Bereits seit vielen Jahren begeht die Landeshauptstadt Schwerin den „Tag der Ruhe“ mit einer eigenen Veranstaltung. Bislang fand diese stets auf dem „Alten Friedhof“ am Obotritenring statt. Das war in diesem Jahr nun anders. Da der Waldfriedhof in diesem Jahr 50 wird, war er Austragungsort der durch Oberbürgermeister Dr. Rico Badenschier eröffneten Veranstaltung. „Friedhöfe sind ein Spiegel der Gesellschaft und der Geschichte. Der seit 50 Jahren bestehende Waldfriedhof war die erste großflächige Neuanlage eines Friedhofes in der DDR. Er diente damit gewissermaßen als Blaupause für weitere Anlagen dieser Art in Ostdeutschland. Auch die jüngere Stadtgeschichte wird auf dem Waldfriedhof erzählt: Die von der Stadt eingerichtete Gedenkstätte für die Schweriner Todesopfer der Flugzeugkatastrophe von 1986 zähle ich ebenso dazu wie den nunmehr für die Nachwelt gesicherten Grabstein des Bildhauers August Martin Hoffmann, der in Schwerin wunderbare Skulpturen wie ,Der Junge mit der Taube‘ oder ,Die Schwimmenden‘ hinterlassen hat“, so Badenschier.

 

Orte der Erinnerung

Die Worte des Oberbürgermeisters von Schwerin zielen dabei auf die wohl für die Menschen wichtigste Rolle eines Friedhofs. Sie sind Orte der Erinnerung. Ganz persönlicher, eigener, tiefgehender Erinnerungen wie auch gesamtgesellschaftlicher. Seit nunmehr einem halben Jahrhundert bietet der Waldfriedhof mit seinem vielseitigen Baumbestand und der weit gestreckten, zentralen Wiese Angehörigen dafür einen geeigneten Raum. Selbst seine Entstehungsgeschichte ist heute noch Teil der Erinnerung manch älterer Schwerinerinnen und Schweriner. Denn schon Mitte der 1950er-Jahre suchte man aufgrund steigender Einwohnerzahlen ein geeignetes neues Friedhofsareal. Fündig wurden die damals verantwortlichen Personen auf dem Gelände des heutigen Waldfriedhofs, der schließlich im November 1970 eröffnet wurde.

 

Erinnern. Erhalten. Neu denken.

Daher stand auch in diesem Jahr die Erinnerung im Zentrum des Tages unter dem Motto „Erinnern. Erhalten. Neu Denken“. So fand ein gut besuchter Rundgang über den Waldfriedhof statt, der zu Grabstätten dort ruhender Persönlichkeiten führte. Ein anderer informierte über die verschiedenen Grabarten und auch das kürzlich sanierte Krematorium konnte man besichtigen. Eine digitale Fotoausstellung zeigte thematische Impressionen und Filme sowie Musik umrundeten das Programm.

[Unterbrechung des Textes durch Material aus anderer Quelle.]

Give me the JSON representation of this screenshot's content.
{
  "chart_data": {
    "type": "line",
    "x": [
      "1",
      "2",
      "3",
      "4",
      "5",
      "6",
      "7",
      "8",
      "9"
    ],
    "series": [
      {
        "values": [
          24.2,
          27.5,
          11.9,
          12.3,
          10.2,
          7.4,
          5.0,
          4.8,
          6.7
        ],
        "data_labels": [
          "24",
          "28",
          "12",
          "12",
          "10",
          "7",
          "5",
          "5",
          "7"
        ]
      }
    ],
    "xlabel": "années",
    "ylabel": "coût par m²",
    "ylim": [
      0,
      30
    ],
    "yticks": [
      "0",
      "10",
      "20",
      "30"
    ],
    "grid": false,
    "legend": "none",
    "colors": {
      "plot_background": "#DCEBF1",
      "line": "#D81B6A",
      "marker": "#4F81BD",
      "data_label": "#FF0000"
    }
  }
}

„Die Schweriner Friedhöfe sind mehr als ein Ort der Abschiednahme“, fasste Ilka Wilczek von den SDS die Rolle der beiden Friedhöfe in Schwerin zusammen und spante so noch einmal den Bogen über den Ort des reinen Erinnerns hinweg. „Sie sind Erholungsorte, Orte für Kultur und Begegnungsstätte jeden Alters.”